Re: [zfs-discuss] Large scale performance query

2011-08-06 Thread Rob Cohen
> If I'm not mistaken, a 3-way mirror is not
> implemented behind the scenes in
> the same way as a 3-disk raidz3.  You should use a
> 3-way mirror instead of a
> 3-disk raidz3.

RAIDZ2 requires at least 4 drives, and RAIDZ3 requires at least 5 drives.  But, 
yes, a 3-way mirror is implemented totally differently.  Mirrored drives have 
identical copies of the data.  RAIDZ drives store the data once, plus parity 
data.  A 3-way mirror gives imporved redundancy and read performance, but at a 
high capacity cost, and slower writes than a 2-way mirror.

It's more common to do 2-way mirrors + hot spare.  This gives comparable 
protection to RAIDZ2, but with MUCH better performance.

Of course, mirrors cost more capacity, but it helps that ZFS's compression and 
thin provisioning can often offset the loss in capacity, without sacrificing 
performance (especially when used in combination with L2ARC).
-- 
This message posted from opensolaris.org
___
zfs-discuss mailing list
zfs-discuss@opensolaris.org
http://mail.opensolaris.org/mailman/listinfo/zfs-discuss


Re: [zfs-discuss] Large scale performance query

2011-08-06 Thread Rob Cohen
Thanks for clarifying.

If a block is spread across all drives in a RAIDZ group, and there are no 
partial block reads, how can each drive in the group act like a stripe?  Many 
RAID5&6 implementations can do partial block reads, allowing for parallel 
random reads across drives (as long as there are no writes in the queue).

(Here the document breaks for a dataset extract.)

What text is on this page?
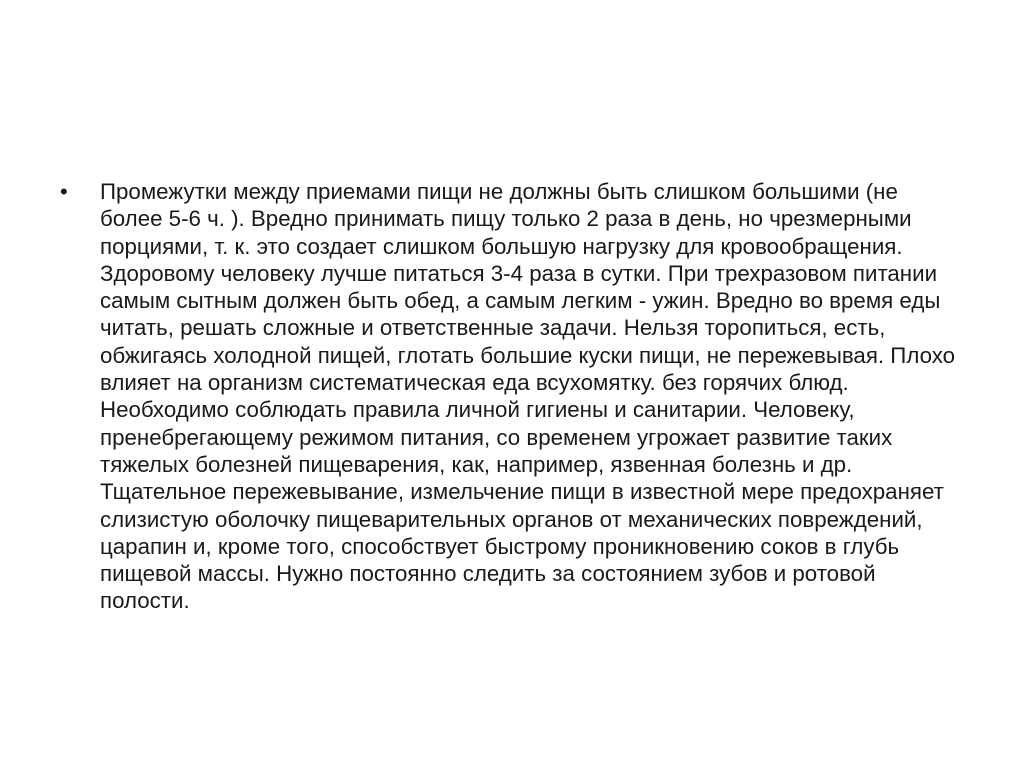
•	Промежутки между приемами пищи не должны быть слишком большими (не более 5-6 ч. ). Вредно принимать пищу только 2 раза в день, но чрезмерными порциями, т. к. это создает слишком большую нагрузку для кровообращения. Здоровому человеку лучше питаться 3-4 раза в сутки. При трехразовом питании самым сытным должен быть обед, а самым легким - ужин. Вредно во время еды читать, решать сложные и ответственные задачи. Нельзя торопиться, есть, обжигаясь холодной пищей, глотать большие куски пищи, не пережевывая. Плохо влияет на организм систематическая еда всухомятку. без горячих блюд. Необходимо соблюдать правила личной гигиены и санитарии. Человеку, пренебрегающему режимом питания, со временем угрожает развитие таких тяжелых болезней пищеварения, как, например, язвенная болезнь и др. Тщательное пережевывание, измельчение пищи в известной мере предохраняет слизистую оболочку пищеварительных органов от механических повреждений, царапин и, кроме того, способствует быстрому проникновению соков в глубь пищевой массы. Нужно постоянно следить за состоянием зубов и ротовой полости.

Perhaps you are saying that they act like stripes for bandwidth purposes, but 
not for read ops/sec?
-Rob

-Original Message-
From: Bob Friesenhahn [mailto:bfrie...@simple.dallas.tx.us] 
Sent: Saturday, August 06, 2011 11:41 AM
To: Rob Cohen
Cc: zfs-discuss@opensolaris.org
Subject: Re: [zfs-discuss] Large scale performance query

On Sat, 6 Aug 2011, Rob Cohen wrote:
>
> Can RAIDZ even do a partial block read?  Perhaps it needs to read the 
> full block (from all drives) in order to verify the checksum.
> If so, then RAIDZ groups would always act like one stripe, unlike 
> RAID5/6.

ZFS does not do partial block reads/writes.  It must read the whole block in 
order to validate the checksum.  If there is a checksum failure, then RAID5 
type algorithms are used to produce a corrected block.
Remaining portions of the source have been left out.